PHOENIX -- While the body can do a great job of repairing itself, sometimes that actually gets in the way for doctors. That can be especially true when surgeons open up blocked arteries.

That led one Valley doctor to a balloon that tells the body when it's time to stop.

Dr. Richard Heuser, director of cardiology at St. Luke’s Medical Center, is in the business of clearing  blocked arteries.

"It's possible to open up the blockage but unfortunately, 30 or 40 percent of the time they narrow again," Heuser said.

He said that's because the body tries to repair the irritation caused to the inside lining of the vessels when doctors clear the blockages.

"Because the normal response the body has to trauma is to grow cells," he said.

And while he can use stents for arteries near the heart, when it comes to those long arteries running to the legs, there is another problem.

"And it's a real problem when one side of the vessel from on top is big and then as you go down, the vessel gets smaller so you can't put a stent in because it will be just one size," Heuser said.

What he really needed was a way to stop cells from regrowing, so a stent would not be needed.

It turned out the answer was a balloon.

"This is a case where we open up the vessel really well and then we treat it with the medicated balloon and that medication is distributed in the wall of the artery, increasing the blood flow but inhibiting growth of tissue," he said.

The device is manufactured in the Valley and Heuser pioneered its use in Arizona.

It allows him to deliver medicine only where it is needed.

"So it's not in the body and it really tries to inhibit growth over the few weeks to months after the procedure," he said.

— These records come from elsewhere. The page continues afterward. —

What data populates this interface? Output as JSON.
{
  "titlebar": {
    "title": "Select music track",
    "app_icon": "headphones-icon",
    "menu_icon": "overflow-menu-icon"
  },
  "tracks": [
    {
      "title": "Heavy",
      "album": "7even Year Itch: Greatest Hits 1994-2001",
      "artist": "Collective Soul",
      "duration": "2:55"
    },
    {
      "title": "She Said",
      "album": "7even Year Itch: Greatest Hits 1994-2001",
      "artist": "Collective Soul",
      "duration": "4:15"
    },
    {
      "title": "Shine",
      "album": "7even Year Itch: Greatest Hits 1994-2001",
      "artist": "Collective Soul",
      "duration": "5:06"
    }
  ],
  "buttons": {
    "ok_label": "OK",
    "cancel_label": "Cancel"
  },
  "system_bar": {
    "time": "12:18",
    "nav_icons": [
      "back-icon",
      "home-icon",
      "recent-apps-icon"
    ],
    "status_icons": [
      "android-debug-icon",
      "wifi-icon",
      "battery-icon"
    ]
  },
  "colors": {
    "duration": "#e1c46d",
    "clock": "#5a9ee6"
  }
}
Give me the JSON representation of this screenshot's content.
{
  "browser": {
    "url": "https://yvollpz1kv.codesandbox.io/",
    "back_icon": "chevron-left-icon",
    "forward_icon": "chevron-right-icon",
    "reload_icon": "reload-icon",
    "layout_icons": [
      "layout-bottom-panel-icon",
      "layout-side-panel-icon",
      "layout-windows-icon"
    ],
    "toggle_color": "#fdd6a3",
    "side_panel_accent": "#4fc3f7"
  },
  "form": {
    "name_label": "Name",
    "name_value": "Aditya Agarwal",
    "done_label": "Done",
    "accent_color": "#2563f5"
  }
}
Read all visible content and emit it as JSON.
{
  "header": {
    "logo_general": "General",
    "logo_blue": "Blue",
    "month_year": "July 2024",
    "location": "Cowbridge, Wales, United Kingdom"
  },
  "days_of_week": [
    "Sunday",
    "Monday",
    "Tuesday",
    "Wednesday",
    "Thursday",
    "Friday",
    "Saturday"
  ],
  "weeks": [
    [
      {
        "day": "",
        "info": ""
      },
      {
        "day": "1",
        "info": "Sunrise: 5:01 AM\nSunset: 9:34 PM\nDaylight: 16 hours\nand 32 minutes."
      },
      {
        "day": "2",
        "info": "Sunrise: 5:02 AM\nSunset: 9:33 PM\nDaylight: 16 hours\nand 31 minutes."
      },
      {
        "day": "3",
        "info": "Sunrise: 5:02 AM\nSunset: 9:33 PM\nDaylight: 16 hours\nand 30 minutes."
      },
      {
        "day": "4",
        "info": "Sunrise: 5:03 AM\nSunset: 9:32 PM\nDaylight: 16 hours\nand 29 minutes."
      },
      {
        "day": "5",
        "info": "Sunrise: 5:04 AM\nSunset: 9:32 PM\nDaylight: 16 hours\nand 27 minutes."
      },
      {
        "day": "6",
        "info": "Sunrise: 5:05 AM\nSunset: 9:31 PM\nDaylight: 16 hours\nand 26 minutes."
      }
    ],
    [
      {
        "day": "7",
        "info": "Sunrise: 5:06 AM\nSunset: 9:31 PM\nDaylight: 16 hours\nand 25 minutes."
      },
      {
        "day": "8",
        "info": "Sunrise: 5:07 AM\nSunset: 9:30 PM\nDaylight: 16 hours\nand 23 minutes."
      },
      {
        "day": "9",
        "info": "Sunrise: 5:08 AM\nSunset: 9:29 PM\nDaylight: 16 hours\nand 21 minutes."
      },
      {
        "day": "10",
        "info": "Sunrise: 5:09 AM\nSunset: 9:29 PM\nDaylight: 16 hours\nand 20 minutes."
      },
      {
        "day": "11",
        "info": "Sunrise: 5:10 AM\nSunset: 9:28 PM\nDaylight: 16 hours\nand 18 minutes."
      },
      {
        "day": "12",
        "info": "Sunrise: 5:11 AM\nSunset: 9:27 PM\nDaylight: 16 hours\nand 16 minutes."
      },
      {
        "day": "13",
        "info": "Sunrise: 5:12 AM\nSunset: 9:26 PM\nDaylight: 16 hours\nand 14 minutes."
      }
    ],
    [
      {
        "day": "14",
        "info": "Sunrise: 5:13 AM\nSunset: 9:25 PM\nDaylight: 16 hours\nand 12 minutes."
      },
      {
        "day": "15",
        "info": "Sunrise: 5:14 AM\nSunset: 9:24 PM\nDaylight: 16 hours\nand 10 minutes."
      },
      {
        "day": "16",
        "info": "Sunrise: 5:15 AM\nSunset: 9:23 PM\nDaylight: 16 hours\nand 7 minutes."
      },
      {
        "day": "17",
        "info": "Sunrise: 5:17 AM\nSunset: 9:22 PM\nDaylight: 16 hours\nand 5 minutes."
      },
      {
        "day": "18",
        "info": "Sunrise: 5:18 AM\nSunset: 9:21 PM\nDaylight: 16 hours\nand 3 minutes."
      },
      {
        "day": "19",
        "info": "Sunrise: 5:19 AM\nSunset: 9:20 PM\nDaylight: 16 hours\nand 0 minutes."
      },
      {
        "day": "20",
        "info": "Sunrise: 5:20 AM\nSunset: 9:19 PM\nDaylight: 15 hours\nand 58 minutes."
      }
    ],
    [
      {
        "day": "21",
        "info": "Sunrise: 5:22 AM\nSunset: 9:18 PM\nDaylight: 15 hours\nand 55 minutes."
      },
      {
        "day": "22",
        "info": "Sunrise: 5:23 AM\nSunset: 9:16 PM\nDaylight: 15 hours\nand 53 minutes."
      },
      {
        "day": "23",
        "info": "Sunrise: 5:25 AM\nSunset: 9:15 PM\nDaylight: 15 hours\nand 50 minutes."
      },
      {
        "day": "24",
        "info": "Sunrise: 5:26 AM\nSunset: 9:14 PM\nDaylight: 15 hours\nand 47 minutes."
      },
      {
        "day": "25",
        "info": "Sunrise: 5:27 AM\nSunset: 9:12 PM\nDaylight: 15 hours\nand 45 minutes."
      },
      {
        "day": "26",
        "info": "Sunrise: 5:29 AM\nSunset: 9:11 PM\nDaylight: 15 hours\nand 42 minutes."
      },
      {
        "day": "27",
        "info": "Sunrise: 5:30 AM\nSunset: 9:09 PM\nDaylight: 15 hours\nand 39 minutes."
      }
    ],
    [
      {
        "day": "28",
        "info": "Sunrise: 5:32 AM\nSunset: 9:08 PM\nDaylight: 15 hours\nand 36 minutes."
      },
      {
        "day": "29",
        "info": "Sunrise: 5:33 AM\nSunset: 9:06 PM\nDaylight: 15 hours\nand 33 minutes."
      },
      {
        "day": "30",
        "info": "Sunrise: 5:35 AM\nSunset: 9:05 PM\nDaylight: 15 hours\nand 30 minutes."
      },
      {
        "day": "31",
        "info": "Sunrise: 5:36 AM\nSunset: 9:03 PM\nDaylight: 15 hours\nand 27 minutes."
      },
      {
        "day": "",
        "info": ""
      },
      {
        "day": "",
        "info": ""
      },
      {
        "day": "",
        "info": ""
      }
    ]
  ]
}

Heuser said they can reduce re-narrowing by 50 percent and he believes it will soon be used on heart vessels as well, where even arteries with stents can end up narrowing.

"Because many patients have had stents already placed and you can put a stent inside of a stent, but It gets to a point where, diminishing returns, there's no room left," he said.

Heuser said ideally they would cut out the section of blocked artery, but there are two problems. The heart is constantly pumping blood through the arteries and they run into that same problem of scarring, which would impede the flow of blood once the artery is sewn back together.